A novel cytochrome ba complex was isolated from aerobically grown cells of the thermoacidophilic archaeon Acidianus ambivalens. The complex was purified with two subunits, which are encoded by the cbsA and soxN genes. These genes are part of the pentacistronic cbsAB-soxLN-odsN locus. The spectroscopic characterization revealed the presence of three low-spin hemes, two of the b and one of the a(s)-type with reduction potentials of +200, +400 and +160 mV, respectively. The SoxN protein is proposed to harbor the heme b of lower reduction potential and the heme a(s), and CbsA the other heme b. The soxL gene encodes a Rieske protein, which was expressed in E. coli; its reduction potential was determined to be +320 mV. Topology predictions showed that SoxN, CbsB and CbsA should contain 12, 9 and one transmembrane alpha-helices, respectively, with SoxN having a predicted fold very similar to those of the cytochromes b in bc(1) complexes. The presence of two quinol binding motifs was also predicted in SoxN. Based on these findings, we propose that the A. ambivalens cytochrome ba complex is analogous to the bc(1) complexes of bacteria and mitochondria, however with distinct subunits and heme types.

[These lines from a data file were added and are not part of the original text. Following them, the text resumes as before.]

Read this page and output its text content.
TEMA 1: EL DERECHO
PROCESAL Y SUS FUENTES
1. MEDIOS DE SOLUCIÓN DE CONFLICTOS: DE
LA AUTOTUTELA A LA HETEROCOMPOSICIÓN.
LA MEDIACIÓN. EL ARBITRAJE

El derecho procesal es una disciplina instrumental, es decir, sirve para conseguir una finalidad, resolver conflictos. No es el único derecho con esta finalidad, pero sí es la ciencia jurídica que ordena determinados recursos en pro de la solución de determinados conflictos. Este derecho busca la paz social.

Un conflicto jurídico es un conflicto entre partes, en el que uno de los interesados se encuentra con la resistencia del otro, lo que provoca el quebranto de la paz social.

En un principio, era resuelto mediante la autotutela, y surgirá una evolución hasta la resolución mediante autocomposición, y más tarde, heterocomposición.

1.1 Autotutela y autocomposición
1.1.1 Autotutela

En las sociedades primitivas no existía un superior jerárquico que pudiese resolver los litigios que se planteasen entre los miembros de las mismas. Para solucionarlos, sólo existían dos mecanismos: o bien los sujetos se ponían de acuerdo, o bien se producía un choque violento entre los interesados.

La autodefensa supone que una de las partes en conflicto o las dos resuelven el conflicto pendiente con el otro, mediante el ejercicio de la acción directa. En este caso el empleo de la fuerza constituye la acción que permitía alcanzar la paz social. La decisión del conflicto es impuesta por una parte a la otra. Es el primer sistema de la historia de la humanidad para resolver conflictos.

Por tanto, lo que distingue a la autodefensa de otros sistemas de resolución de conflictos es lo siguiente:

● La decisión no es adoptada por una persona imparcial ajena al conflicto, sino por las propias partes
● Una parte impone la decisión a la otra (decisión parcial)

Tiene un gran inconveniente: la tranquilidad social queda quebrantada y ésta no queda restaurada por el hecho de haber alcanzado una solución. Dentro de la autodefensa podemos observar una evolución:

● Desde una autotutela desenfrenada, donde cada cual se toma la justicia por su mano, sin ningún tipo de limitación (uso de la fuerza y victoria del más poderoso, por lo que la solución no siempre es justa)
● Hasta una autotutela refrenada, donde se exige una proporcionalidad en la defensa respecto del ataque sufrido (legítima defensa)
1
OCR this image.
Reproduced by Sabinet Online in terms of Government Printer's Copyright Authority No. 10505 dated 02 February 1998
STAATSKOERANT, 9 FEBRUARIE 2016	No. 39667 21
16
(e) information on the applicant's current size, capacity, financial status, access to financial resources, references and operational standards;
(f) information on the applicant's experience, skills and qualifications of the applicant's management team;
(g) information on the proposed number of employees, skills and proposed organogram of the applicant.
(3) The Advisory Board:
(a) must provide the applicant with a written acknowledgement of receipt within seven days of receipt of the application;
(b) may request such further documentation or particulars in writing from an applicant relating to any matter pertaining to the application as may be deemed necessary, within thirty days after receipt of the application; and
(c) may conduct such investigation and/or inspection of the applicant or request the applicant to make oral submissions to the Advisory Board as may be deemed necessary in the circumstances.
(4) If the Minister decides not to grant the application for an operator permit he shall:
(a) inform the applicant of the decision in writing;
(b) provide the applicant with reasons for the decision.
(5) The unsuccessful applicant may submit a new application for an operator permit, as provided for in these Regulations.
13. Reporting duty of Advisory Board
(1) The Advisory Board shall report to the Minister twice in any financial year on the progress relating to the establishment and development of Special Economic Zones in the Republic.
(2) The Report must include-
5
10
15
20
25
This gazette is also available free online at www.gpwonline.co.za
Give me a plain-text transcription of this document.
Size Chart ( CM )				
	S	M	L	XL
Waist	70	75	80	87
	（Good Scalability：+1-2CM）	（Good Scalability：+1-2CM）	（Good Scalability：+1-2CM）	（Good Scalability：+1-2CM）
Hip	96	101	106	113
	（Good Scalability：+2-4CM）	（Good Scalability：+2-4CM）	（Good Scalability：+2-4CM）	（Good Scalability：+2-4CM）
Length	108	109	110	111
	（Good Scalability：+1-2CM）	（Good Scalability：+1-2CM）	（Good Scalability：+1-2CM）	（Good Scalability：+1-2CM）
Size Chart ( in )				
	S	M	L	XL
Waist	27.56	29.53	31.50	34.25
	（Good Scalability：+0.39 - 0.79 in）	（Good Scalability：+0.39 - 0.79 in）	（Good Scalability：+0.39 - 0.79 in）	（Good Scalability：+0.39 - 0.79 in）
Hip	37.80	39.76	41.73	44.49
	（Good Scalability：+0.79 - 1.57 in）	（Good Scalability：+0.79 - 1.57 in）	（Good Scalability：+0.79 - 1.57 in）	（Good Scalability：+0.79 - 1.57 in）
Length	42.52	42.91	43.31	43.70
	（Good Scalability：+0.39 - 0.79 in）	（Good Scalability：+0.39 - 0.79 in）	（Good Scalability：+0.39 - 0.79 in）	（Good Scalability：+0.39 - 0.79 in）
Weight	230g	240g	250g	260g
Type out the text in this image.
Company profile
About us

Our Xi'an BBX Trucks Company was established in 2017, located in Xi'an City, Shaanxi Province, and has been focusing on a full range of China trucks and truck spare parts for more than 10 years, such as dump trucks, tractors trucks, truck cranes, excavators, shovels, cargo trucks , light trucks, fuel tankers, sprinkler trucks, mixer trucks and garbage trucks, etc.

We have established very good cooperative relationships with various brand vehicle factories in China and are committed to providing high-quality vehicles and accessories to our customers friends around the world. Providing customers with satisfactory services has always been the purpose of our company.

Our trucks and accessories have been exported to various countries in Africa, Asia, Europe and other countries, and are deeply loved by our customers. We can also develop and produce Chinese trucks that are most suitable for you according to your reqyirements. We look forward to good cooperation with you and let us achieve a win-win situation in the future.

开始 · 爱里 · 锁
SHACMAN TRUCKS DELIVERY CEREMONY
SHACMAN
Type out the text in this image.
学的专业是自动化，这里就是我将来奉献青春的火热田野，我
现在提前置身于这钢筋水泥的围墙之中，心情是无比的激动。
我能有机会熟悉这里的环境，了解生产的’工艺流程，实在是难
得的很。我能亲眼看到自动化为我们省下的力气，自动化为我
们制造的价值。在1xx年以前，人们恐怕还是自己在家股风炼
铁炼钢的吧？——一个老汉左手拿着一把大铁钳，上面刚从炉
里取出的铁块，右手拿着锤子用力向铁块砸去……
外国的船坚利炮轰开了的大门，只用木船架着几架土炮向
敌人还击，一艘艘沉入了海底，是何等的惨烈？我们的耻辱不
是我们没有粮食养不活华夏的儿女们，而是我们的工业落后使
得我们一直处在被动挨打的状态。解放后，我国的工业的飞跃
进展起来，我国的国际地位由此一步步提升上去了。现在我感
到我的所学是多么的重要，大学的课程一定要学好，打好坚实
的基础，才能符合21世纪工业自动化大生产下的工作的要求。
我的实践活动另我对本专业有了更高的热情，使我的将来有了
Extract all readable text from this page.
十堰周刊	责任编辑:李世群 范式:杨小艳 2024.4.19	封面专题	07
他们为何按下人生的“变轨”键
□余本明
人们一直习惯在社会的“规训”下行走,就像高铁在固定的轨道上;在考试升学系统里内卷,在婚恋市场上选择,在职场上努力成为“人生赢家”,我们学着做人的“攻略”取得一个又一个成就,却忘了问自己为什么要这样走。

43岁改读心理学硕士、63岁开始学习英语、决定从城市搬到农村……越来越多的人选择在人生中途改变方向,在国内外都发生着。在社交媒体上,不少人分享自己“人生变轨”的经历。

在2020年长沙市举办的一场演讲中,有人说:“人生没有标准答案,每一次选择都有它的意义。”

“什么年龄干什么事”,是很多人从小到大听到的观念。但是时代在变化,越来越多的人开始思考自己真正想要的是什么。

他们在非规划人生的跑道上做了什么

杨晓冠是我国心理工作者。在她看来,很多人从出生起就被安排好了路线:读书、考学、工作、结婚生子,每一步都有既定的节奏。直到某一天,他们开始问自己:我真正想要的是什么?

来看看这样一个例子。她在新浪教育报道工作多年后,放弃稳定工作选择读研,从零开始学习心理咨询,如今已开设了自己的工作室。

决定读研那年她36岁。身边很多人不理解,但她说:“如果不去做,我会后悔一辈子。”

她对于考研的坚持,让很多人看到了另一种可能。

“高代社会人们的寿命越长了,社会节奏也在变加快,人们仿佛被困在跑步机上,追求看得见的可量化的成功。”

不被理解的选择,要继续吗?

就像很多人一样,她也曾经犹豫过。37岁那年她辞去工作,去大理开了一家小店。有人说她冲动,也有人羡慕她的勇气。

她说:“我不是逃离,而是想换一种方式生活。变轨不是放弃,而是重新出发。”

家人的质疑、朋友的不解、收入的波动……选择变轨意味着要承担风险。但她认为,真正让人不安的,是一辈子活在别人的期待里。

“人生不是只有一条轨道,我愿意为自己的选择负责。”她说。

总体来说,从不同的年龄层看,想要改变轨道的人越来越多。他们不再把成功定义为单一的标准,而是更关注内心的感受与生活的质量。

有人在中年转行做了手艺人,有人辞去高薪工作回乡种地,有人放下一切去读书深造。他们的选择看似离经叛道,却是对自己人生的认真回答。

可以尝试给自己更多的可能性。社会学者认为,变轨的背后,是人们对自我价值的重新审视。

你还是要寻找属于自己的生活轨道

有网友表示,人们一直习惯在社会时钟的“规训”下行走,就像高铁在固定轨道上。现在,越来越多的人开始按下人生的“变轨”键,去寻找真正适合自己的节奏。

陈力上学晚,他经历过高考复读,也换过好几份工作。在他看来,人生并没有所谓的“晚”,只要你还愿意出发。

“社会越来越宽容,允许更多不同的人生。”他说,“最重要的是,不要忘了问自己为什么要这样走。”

Acidianus sulfidivorans sp. nov., an extremely acidophilic, thermophilic archaeon isolated from a solfatara on Lihir Island, Papua New Guinea, and emendation of the genus description.

A novel, extremely thermoacidophilic, obligately chemolithotrophic archaeon (strain JP7(T)) was isolated from a solfatara on Lihir Island, Papua New Guinea. Cells of this organism were non-motile, Gram-negative staining, irregular-shaped cocci, 0.5-1.5 microm in size, that grew aerobically by oxidation of sulfur, Fe(2+) or mineral sulfides. Cells grew anaerobically using Fe(3+) as a terminal electron acceptor and H(2)S as an electron donor but did not oxidize hydrogen with elemental sulfur as electron acceptor. Strain JP7(T) grew optimally at 74 degrees C (temperature range 45-83 degrees C) and pH 0.8-1.4 (pH range 0.35-3.0). On the basis of 16S rRNA gene sequence similarity, strain JP7(T) was shown to belong to the Sulfolobaceae, being most closely related to the type strains of Acidianus ambivalens (93.7 %) and Acidianus infernus (93.6 %). Cell-membrane lipid structure, DNA base composition and 16S rRNA gene sequence similarity data support the placement of this strain in the genus Acidianus. Differences in aerobic and anaerobic metabolism, temperature and pH range for growth, and 16S rRNA gene sequence differentiate strain JP7(T) from recognized species of the genus Acidianus, and an emendation of the description of the genus is proposed. Strain JP7(T) is considered to represent a novel species of the genus Acidianus, for which the name Acidianus sulfidivorans sp. nov. is proposed. The type strain is JP7(T) (=DSM 18786(T)=JCM 13667(T)).